The Outside Eye


Your World.
My Lens.


Thursday, April 22, 2004

I'm from New England so I'm rude. Or more accurately, I keep to myself a lot and I consider a lot of politeness fake. We New Englanders don't consider ourselves rude, mind you. We consider ourselves real.

I was pretty stunned by the level of friendliness in the midwest and have never entirely been comfortable with it. Compared to Boston, Chicago is a very friendly town. One thing that I've never been very good at is saying hello to people I don't know. Seems odd to me, or like I'm a freshman in college again.

There's this guy I see every single day on my way to the Western El stop. He's shorter than I am (which is short) and probably in his sixties. He's overweight and walks like he's a bit bull-legged. He wears a Cubs hat every day. He has a really big mouth, I think, and pock-marked skin. He started smiling at me one day, as if to say hello. This was a few months ago. It was then that I reallized that I pass him every day. I think this was his way of being real. After all, if you pass someone every day on the street, that's a relationship--according to the Buddhists it's even a relationship with karmic significance--and maybe you're a faker if you ignore it.

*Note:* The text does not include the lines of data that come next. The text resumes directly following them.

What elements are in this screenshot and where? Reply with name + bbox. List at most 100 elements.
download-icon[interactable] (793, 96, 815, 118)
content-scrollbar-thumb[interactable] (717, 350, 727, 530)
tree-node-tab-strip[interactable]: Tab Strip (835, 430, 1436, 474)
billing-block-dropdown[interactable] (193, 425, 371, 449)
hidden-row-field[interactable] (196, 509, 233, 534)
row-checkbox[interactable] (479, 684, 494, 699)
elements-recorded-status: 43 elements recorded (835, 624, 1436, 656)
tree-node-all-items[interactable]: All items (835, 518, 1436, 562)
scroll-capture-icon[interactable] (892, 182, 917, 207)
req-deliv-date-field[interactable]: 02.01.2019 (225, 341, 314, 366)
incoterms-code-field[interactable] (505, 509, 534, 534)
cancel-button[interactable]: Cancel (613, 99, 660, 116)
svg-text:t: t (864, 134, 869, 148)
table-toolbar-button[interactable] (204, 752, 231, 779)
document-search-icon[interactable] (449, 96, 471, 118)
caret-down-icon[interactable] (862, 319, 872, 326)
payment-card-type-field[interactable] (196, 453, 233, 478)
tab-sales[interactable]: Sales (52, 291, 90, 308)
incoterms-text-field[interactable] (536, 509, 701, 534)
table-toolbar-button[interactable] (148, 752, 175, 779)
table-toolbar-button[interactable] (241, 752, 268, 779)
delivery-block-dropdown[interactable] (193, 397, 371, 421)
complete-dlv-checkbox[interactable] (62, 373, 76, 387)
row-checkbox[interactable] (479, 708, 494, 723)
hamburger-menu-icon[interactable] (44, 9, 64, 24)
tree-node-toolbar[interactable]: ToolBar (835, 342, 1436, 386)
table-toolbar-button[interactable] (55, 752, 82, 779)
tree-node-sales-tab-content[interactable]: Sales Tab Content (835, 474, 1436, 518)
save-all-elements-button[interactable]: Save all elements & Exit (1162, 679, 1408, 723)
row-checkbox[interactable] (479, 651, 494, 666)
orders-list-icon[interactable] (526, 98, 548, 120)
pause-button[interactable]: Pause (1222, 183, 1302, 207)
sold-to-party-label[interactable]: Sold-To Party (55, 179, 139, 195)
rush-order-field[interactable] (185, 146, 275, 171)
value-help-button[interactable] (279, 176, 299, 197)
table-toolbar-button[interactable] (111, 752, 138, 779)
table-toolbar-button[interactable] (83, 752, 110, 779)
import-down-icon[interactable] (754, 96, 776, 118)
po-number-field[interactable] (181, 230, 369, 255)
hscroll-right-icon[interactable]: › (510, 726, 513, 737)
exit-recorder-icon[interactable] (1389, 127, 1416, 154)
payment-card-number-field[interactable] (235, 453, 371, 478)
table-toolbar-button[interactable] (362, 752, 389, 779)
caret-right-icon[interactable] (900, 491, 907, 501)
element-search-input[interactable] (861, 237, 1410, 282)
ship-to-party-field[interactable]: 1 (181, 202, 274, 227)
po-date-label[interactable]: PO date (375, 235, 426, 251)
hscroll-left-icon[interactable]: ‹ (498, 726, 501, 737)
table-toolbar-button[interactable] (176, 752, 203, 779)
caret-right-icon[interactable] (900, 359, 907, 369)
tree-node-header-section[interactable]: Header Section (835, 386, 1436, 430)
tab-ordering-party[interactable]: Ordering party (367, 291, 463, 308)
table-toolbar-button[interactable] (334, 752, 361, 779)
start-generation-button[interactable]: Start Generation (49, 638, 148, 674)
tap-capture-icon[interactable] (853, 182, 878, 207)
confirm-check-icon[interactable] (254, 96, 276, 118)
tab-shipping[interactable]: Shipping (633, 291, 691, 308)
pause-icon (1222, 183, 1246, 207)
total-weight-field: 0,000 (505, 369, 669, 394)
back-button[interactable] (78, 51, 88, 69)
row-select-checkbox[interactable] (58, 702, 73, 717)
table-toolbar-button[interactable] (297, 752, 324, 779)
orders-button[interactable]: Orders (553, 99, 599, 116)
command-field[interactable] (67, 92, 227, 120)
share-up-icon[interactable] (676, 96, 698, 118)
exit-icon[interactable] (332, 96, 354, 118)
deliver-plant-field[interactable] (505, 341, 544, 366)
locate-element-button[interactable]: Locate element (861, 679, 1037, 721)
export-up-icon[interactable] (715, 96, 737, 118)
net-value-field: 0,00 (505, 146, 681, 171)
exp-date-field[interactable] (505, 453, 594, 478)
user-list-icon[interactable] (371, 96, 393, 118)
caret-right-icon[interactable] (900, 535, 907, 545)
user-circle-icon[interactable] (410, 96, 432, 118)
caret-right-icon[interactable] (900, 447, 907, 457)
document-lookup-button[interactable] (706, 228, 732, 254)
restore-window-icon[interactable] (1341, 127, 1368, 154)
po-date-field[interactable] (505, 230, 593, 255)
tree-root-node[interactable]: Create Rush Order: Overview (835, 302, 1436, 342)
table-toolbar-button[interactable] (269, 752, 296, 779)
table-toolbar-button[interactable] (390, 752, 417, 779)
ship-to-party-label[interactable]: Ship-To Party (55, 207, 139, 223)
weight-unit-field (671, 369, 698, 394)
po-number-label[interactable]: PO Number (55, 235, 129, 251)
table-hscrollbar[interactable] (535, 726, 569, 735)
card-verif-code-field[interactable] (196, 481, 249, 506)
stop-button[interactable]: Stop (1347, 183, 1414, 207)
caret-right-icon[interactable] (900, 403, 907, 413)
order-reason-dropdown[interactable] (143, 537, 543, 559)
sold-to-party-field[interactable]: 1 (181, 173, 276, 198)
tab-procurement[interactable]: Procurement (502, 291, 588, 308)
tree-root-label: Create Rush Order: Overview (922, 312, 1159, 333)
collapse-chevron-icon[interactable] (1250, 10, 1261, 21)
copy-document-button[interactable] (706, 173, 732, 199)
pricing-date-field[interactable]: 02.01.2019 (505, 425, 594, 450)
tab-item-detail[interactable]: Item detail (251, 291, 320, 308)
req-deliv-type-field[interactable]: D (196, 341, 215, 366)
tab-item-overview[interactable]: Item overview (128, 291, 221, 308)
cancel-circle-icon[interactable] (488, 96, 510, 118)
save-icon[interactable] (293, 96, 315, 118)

Nevertheless, I felt taken aback by this and for a few days wondered if I knew this guy, if he were some neighbor I had never noticed. Finally I started smiling back at him. As the weeks went by, his smiles got bigger and bigger, and he even began to add a nod to it while he hobbled by. Then he would smile and nod well before he got anywhere near me.

This was too much for me to reciprocate. I still have to pretend like I don't notice him until he's a few feet away. I don't know why. I just feel compelled to respond to this man in a way that doesn't hurt his feelings. I don't respond because it feels right to me. If he hadn't started this whole relationship, I think I still wouldn't have noticed him.

Today he yet again demanded a new level of friendship from me. He said "hello". I said "hello" back as I passed, almost as stunned as the first day he smiled at me. I realized not so long ago that I connect a level of unpleasant obligation to relationships that fall outside the romantic. I used to think that I had no close friends in this town because that's what life at my age is like. It was only recently that I realized that I actively keep people at a distance, that I will even modify my behavior (pretend not to notice people as they cross the street smiling at me) so that I don't have to make friendships with them.

Maybe I'm just a New Englander who feels out of place in the Midwest. Maybe a part of me never recovered from my brother's death. Maybe the two friendships I had that went really badly in the past threw me off kilter, somehow. Maybe I'm just shy. But sometimes I think one of the hardest things in the world is having a conversation with someone new.

Anyway, it occurs to me that the Buddhists must be right, and New Englanders perhaps tend to overlook the significance of passers-by.